You are reading a single comment by @platypus and its replies. Click here to read the full conversation.
  • Bike inside tent to stop it being stolen.

    Low weight can only be achieved by saving grams on multiple items. If you save 200g on a tent and save 200g on 4 more things, you've saved a kilo. Keep doing this on all your stuff and you save 4kg on the bike and maybe the same again on your gear. See the link i posted about the bubble wrap guy. If you don't save weight on a touring setup you can end up adding even more weight because you need heavy duty hubs and rims and a triple crankset to get over the Alps. . There are lots of tourers who buy everything at high Street shops and end up with an 80 lb rig.
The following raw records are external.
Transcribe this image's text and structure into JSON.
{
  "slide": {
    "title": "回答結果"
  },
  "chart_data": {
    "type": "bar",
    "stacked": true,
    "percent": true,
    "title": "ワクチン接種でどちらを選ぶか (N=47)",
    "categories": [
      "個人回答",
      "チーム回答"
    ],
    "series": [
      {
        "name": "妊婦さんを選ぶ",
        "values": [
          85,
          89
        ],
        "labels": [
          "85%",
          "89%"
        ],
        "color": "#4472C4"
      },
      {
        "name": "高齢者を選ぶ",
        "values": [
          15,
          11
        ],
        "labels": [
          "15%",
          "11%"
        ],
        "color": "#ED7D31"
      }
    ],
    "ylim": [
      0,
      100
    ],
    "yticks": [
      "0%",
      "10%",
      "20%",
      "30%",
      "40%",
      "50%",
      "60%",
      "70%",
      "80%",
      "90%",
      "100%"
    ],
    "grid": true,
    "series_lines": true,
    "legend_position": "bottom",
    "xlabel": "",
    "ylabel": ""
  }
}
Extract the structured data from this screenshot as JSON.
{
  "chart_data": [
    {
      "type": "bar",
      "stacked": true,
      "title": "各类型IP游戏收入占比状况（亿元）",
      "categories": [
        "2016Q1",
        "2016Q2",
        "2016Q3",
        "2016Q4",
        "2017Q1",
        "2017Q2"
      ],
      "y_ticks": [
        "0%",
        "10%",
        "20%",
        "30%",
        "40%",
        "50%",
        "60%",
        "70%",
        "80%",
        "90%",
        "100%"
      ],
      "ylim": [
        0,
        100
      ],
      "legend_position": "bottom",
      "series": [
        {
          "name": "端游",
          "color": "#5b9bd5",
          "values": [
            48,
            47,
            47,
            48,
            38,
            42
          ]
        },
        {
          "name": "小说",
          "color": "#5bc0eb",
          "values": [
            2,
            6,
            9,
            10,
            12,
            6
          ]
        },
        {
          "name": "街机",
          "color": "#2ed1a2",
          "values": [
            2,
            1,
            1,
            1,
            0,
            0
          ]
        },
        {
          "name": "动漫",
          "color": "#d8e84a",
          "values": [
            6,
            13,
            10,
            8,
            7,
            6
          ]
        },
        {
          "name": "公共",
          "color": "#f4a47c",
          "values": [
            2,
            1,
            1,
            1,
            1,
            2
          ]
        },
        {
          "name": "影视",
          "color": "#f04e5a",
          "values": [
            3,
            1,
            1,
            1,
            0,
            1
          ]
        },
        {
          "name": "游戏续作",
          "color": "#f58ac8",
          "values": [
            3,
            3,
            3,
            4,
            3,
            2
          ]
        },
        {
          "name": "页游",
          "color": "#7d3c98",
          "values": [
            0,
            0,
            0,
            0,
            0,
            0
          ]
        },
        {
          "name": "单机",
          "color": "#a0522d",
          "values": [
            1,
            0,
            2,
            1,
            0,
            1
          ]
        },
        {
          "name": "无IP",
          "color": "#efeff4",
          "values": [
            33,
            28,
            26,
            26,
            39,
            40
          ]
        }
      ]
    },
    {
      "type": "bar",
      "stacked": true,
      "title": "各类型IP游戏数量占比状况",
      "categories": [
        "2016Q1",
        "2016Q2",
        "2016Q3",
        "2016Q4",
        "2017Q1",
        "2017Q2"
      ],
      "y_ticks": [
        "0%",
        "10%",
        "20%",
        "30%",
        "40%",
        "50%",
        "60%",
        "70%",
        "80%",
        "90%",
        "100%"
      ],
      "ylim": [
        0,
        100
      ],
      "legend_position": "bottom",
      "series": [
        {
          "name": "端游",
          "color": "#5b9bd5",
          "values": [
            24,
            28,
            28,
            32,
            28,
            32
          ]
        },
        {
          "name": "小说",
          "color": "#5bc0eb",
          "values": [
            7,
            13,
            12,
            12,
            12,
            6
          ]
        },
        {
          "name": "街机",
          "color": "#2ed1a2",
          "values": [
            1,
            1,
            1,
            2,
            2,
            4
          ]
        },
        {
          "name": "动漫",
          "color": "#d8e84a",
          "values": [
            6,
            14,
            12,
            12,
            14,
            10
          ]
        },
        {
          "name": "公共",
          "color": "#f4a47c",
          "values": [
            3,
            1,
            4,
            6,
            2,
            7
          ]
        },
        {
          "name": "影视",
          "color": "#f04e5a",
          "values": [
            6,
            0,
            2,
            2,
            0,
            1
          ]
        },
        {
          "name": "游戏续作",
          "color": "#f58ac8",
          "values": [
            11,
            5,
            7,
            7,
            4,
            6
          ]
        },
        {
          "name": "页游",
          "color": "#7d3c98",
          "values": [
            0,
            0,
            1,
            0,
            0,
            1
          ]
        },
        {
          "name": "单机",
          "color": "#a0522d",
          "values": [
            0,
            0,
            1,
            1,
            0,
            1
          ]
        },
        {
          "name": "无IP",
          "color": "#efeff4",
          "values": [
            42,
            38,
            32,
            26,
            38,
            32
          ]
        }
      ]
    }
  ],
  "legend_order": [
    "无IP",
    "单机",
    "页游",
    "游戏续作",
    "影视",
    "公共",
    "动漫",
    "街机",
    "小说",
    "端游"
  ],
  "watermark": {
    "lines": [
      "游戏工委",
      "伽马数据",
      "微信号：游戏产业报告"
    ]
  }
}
Which is very limiting.

    Wild camping is useful in towns and cities or maybe in bad weather when you shelter under some sort of structure. Parks and sports grounds often have roofed structures, often with power, water and WiFi.

  • how many times have you been wild camping recently?

    you are not going to have your bike stolen, or want to camp inside a city on bare concrete.

  • I've camped on hard surfaces loads of times. Bricks, concrete, wood. And every town/city has bike thieves.

    Part of wild camping is hiding. If your tent isn't self-supporting there are some spots where you can't go. So why limit your options? I suppose you could put guy lines on a hard surface if you can find things to tie them to. Rocks? Bricks? But that's a faff. A self-supporting tent is so fast and easy to pitch I don't know why you'd bother getting a tent with stakes and strings. My first tent was like that and it was a pain in the arse.